13. The method of claim 12,
Determining that a value of at least one data element is one;
Determining a value of a second set of one or more data elements (bits) from the bits of the second specified set of bits of the immediate operand, determining the value of the second set of bits of the second set of bits Wherein the positions of the one or more data elements have a most significant bit corresponding to a packed data element at one or more locations in a second set of the destination packed data operands and are associated with a data element at a corresponding location in the second source packed data operand Based on one or more index values of a second set having a corresponding least significant bit; And
Storing the corresponding one of the second set of data elements at one or more locations of the second set of storage locations indicated by the destination-packed data operand
&Lt; / RTI >

14. The method of claim 13, wherein the locations of the first set are locations in a set of 64 packed data elements of the destination packed data operand and the first source packed data operand, Packed data operand and the second source-packed data operand, and wherein the destination-packed data operand, the first source-packed data operand, and the second source-packed data operand are positions within a set of 64 packed data elements of the packed data operand and the second source- Lt; RTI ID = 0.0 > 64 < / RTI > packed data elements.

15. The method of claim 14, wherein the instruction further comprises a write mask operand,
In response to determining that the write mask operand indicates that a write mask has been set for one of the 64 packed data elements of the set in the destination packed data operand and a determination that a merge masking flag is set for the instruction, Further comprising: storing the values stored in the storage location indicated by the destination-packed data operand for the locations indicated by one of the 64 packed data elements in the set.

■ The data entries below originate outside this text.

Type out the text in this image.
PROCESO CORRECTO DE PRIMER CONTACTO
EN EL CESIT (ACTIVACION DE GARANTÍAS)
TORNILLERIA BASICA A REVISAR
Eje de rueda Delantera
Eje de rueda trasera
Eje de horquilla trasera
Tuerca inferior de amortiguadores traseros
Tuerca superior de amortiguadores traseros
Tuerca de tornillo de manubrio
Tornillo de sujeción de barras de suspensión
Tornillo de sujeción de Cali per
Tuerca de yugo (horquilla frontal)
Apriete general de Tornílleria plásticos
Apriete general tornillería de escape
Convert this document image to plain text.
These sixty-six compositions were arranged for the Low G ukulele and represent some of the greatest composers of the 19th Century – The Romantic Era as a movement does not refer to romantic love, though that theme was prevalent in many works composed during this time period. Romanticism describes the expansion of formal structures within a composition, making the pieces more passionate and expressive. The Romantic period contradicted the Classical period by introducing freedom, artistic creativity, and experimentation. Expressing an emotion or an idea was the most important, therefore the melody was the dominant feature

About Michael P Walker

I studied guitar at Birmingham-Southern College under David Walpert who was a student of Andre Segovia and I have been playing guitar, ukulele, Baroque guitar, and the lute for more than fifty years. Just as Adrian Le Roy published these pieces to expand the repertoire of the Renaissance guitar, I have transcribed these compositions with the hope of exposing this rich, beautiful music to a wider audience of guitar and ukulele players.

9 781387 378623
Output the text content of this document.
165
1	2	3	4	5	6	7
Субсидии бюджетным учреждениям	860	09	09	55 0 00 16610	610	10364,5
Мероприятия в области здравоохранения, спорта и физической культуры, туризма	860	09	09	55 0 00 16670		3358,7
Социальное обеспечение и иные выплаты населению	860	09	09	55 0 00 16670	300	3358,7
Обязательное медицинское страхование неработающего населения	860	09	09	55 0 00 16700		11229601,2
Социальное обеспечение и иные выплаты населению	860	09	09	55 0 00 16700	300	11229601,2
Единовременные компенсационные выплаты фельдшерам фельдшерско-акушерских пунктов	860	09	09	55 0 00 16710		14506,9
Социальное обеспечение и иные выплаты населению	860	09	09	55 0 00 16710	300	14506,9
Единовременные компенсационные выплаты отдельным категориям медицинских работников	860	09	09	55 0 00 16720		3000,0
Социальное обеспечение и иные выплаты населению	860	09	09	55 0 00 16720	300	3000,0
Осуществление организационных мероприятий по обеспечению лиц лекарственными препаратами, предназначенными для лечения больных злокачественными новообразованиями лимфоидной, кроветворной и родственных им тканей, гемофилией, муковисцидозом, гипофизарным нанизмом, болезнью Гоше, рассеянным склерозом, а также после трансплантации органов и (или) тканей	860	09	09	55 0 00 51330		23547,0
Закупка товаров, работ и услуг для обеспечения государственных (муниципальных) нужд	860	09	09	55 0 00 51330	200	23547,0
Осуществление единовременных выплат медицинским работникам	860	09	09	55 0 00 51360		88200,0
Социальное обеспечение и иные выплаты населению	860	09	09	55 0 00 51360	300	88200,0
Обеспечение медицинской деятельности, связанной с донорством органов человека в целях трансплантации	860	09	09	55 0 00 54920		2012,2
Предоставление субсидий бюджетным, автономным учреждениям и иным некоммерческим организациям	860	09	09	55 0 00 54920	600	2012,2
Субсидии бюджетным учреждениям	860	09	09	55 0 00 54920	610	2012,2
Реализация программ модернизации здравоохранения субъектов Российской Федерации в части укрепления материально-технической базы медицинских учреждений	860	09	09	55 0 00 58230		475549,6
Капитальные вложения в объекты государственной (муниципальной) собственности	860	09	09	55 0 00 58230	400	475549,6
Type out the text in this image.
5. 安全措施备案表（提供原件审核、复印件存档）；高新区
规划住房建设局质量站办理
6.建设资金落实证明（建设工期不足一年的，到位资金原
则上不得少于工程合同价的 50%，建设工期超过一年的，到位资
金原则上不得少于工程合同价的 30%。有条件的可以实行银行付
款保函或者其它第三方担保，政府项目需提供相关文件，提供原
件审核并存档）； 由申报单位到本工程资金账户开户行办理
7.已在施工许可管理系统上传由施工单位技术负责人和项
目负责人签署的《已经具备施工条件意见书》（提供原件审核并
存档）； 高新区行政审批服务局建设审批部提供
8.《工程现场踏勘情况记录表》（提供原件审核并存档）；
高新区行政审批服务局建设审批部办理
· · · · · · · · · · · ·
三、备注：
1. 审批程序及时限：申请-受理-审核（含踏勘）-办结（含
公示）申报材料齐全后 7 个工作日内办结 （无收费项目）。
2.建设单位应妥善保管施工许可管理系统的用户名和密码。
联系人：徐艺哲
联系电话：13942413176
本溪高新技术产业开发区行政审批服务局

15. The method of claim 14, wherein the instruction further comprises a write mask operand,
Determining that the write mask operand indicates that a write mask has been set for one of the 64 packed data elements of the set in the destination packed data operand, and in response to determining that a merge masking flag is not set for the instruction Storing a value of zero in the storage location indicated by the destination-packed data operand for the locations indicated by one of the 64 packed data elements in the set.

15. The method of claim 14, wherein the storage location indicated by the destination-packed data operand is one of a register and a memory location.

15. The method of claim 14, wherein the storage location indicated by the first source-packed data operand is one of a register and a memory location.

15. The method of claim 14, wherein the storage location indicated by the destination-packed data operand has a length of 512 packed data elements.

13. The method of claim 12,
Determining that values of all of the first set of data elements are zero; And
Storing a value of zero at one or more locations of the first set of storage locations indicated by the destination-packed data operand
&Lt; / RTI >

13. The method of claim 12, wherein bits of the first specified set of bits and second specified set of bits of the immediate operand each represent an output of a binary function.

13. The method of claim 12, wherein the immediate operand has a length of 8 bits, the bits of the first specified set of the immediate operands are the least significant 4 bits of the immediate operand, and the bits of the second specified set of the immediate operand are The most significant 4 bits of the immediate operand.